"A casi seis años del paso del huracán ""Stan"" que arrojó un saldo fatal en Chiapas de 86 muertos, 162 mil 570 damnificados, así como 32 mil 514 viviendas destruidas, 305 escuelas afectadas, daños en 208 mil 064 hectáreas de cultivos y pastizales, y cinco mil 669 kilómetros de carreteras intransitables, con un monto general de pérdidas por 15 mil millones, el principal señalado por todos de haber desviado los recursos destinados a la reconstrucción pretende lavarse la cara.
En su tono se advierte una evidente irritación. Acostumbrado como estuvo a que nadie lo tocara y a hacer prevalecer su dicho sobre cualquier razón o evidencia, ahora se nota verdaderamente desesperado al utilizar adjetivos que sólo usó cuando estaba en pos de la gubernatura en su demagógico y ahora ya olvidado ""tiempo de canallas"".
Ojalá que las acciones legales que se están emprendiendo en contra de los involucrados en el desvío de los 11 mil millones de pesos destinados a la reconstrucción de los daños causados por el huracán ""Stan"", lleguen a quienes deban llegar, ojalá que todos quienes se robaron el dinero paguen con cárcel, pues aquí no sólo se trata de un fraude descomunal, sino de individuos que no se conmovieron pese a ver la tragedia en la que se hallaban miles de chiapanecos víctimas de la furia de la naturaleza que además, vale recalcar, no fueron advertidos por el sistema de protección civil del Gobierno del Estado.
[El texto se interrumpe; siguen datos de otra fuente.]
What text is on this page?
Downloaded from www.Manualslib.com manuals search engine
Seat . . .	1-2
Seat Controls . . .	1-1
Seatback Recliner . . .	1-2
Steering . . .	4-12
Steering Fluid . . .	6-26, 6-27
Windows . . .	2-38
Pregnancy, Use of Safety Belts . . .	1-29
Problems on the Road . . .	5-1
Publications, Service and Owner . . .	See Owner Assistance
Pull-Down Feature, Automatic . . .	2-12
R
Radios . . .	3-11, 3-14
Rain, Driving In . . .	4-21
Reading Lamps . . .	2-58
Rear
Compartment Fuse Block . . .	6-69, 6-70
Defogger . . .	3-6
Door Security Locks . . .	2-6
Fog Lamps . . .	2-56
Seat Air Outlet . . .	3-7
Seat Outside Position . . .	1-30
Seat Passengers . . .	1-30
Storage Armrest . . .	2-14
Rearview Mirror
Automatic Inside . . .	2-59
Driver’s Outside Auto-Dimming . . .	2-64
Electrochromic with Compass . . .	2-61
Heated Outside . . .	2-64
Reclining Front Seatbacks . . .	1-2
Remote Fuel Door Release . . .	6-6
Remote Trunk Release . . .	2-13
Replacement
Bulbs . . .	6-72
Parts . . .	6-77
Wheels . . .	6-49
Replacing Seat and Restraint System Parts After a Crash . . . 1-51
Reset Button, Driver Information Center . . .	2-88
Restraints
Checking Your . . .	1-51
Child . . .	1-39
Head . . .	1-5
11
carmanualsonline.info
Tampoco fueron objeto de ayuda alguna ni de atención.
En ese tramo de la historia de Chiapas se hablaba de poblaciones enteras que permanecían días incomunicadas, sin ayuda alguna, mientras que quienes tenían la obligación de prestar auxilio estaban haciendo cuentas alegres sobre su fortuna personal.
Ahora pretenden venir Pablo Salazar y los cuarenta ladrones a aclarar las cosas, no porque a éste le importe lo que piensen o digan de él, sino porque es el momento en que quiere reincluirse en la nómina, sentarse otra vez en una silla del Senado.
Es momento ahora en que los chiapanecos no deben dejar que se cuele de nuevo, es tiempo de que los chiapanecos le den la espalda, como ya lo hacen en las reuniones que viene organizando en las que se dedica a regar una serie de infundios en el sentido de que ha sido invitado a participar en movimientos políticos que para su vergüenza, ya se han deslindado de toda relación con él.